Long-term comparison of everolimus- vs. novolimus-eluting bioresorbable vascular scaffolds in real world patients.

ABSTRACT

INTRODUCTION: Elevated risk of adverse events in comparison to metallic stents resulted in withdrawal of everolimus-eluting bioresorbable scaffolds (eBVS), known as the most intensively studied BVS. There is a paucity of data comparing the two different BVS. AIM: To evaluate the long-term clinical outcomes of the novolimus-eluting bioresorbable vascular scaffold (nBVS) compared with eBVS. MATERIAL AND METHODS: Consecutive patients treated with nBVS or eBVS in our center were screened. The primary outcome was the 3-year rate of major adverse cardiovascular events (MACE), defined as the composite of cardiac death, target vessel myocardial infarction (TV-MI), and target-lesion revascularization (TLR).

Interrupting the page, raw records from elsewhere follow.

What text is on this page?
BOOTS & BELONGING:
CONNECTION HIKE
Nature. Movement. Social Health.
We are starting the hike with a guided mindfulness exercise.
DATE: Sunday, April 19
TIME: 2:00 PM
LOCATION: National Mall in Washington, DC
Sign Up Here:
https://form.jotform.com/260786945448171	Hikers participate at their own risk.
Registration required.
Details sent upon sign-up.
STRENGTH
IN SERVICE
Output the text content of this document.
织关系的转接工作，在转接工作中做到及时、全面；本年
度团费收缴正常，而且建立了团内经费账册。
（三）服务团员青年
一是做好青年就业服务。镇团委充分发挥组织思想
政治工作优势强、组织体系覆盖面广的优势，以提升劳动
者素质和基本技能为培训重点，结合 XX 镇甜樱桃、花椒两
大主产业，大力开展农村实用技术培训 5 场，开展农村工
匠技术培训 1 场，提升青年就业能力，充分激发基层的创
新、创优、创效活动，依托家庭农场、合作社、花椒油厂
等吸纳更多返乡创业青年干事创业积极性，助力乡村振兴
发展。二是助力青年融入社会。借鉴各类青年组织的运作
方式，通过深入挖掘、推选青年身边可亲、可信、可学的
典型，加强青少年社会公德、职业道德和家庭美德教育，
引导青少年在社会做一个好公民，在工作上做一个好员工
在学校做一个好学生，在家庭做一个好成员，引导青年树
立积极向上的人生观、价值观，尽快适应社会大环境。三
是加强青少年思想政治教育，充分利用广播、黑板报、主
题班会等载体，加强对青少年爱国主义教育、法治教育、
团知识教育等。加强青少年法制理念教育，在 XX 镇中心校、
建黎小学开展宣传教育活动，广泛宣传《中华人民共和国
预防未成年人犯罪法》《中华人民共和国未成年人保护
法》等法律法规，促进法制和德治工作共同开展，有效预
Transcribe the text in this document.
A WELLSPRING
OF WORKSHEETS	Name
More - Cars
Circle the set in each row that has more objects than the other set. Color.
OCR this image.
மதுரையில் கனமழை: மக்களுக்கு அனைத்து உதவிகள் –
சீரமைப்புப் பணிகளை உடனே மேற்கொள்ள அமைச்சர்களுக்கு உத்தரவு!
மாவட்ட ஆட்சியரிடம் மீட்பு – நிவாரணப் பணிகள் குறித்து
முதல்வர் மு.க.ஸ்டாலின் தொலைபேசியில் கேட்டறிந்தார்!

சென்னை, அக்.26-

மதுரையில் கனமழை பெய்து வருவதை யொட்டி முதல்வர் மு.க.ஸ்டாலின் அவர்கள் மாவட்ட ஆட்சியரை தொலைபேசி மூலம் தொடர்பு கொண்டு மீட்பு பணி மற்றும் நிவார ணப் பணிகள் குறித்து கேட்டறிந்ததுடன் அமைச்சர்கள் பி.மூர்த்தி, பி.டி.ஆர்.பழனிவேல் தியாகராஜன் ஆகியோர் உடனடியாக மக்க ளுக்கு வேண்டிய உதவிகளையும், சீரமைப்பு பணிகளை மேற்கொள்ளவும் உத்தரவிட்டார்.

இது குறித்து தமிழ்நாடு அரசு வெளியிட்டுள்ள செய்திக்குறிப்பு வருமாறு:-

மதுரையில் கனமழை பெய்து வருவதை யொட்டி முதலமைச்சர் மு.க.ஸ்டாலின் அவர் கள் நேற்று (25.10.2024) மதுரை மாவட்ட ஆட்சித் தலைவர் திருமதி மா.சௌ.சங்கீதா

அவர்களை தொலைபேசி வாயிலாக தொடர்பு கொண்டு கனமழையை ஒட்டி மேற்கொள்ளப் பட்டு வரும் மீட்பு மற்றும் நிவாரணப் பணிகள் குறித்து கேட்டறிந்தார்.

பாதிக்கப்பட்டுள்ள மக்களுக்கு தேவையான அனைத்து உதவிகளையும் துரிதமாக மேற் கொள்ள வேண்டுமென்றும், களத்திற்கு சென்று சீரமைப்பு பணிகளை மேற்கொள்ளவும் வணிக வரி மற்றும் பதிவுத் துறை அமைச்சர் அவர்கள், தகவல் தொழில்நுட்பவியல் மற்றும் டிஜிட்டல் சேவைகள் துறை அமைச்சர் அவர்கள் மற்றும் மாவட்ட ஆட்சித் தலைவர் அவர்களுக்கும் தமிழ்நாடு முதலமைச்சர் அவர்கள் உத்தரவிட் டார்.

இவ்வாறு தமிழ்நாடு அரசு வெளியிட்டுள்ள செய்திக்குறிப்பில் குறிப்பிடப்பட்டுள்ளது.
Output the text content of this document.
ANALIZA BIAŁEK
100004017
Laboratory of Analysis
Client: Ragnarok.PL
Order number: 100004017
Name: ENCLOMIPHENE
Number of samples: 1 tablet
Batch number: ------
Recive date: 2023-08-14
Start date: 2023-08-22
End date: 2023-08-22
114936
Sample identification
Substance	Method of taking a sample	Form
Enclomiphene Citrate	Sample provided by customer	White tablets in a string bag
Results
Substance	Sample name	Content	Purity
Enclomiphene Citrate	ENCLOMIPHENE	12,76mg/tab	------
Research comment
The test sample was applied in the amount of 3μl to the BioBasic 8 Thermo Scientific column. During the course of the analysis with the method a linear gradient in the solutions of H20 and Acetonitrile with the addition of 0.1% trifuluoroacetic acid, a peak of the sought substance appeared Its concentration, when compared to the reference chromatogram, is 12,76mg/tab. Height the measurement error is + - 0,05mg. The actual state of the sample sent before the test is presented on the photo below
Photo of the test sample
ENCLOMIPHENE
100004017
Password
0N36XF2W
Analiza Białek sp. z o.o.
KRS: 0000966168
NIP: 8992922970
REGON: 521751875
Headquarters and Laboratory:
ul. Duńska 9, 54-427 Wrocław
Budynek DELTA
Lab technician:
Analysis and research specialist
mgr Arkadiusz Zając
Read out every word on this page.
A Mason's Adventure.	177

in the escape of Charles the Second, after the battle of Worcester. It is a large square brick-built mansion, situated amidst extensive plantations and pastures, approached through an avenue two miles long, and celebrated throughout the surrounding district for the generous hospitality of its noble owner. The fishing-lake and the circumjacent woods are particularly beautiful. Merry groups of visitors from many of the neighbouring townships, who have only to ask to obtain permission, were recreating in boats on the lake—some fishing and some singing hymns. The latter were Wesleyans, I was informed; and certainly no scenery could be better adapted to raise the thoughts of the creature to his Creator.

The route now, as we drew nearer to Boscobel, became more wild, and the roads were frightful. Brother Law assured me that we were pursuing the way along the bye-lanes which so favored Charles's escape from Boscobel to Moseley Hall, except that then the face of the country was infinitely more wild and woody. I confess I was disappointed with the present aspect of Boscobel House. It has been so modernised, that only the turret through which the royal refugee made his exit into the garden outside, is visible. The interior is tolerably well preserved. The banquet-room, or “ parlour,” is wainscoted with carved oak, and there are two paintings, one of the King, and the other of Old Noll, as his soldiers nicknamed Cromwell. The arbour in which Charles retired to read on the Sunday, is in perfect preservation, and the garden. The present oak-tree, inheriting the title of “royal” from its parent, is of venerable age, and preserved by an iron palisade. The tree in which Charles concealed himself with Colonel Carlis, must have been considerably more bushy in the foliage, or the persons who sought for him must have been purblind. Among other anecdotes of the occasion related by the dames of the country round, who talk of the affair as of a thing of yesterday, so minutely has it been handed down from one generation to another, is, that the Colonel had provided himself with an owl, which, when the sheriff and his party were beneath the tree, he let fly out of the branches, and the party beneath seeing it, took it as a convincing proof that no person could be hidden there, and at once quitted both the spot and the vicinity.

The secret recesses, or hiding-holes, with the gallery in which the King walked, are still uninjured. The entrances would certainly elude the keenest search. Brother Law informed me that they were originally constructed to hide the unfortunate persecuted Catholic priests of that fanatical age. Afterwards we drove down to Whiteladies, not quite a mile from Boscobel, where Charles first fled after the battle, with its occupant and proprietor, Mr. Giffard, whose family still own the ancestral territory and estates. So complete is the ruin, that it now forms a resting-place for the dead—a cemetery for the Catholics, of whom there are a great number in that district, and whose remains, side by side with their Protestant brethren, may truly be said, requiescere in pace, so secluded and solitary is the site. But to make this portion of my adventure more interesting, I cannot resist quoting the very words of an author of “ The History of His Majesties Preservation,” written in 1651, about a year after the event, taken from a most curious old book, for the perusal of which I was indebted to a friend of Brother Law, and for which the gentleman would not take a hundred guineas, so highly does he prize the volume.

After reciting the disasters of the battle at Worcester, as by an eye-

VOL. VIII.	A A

RESULTS: After matching, 98 patients treated with 135 eBVS were compared with 98 patients treated with 136 nBVS. Baseline characteristics, clinical presentation, and lesion characteristics were comparable in both groups. The 3-year MACE rate was higher in the eBVS group (17.3% vs. 6.1%; p log-rank = 0.02). The occurrence of TLR (16.3% vs. 5.1%; p log-rank = 0.02) and TV-MI (8.2% vs. 0 %; p log-rank = 0.004) was also higher in the eBVS group except for cardiac deaths (1% vs. 2%; p log-rank = 0.98, eBVS vs. nBVS, respectively). Of note, definite device thrombosis rate was markedly increased in the eBVS group (5.1% vs. 0%; p log-rank = 0.03). CONCLUSIONS: The present study revealed that the 3-year event risk was lower for nBVS compared to eBVS. More evidence is needed to evaluate long-term performance of novolimus-eluting biovascular platforms.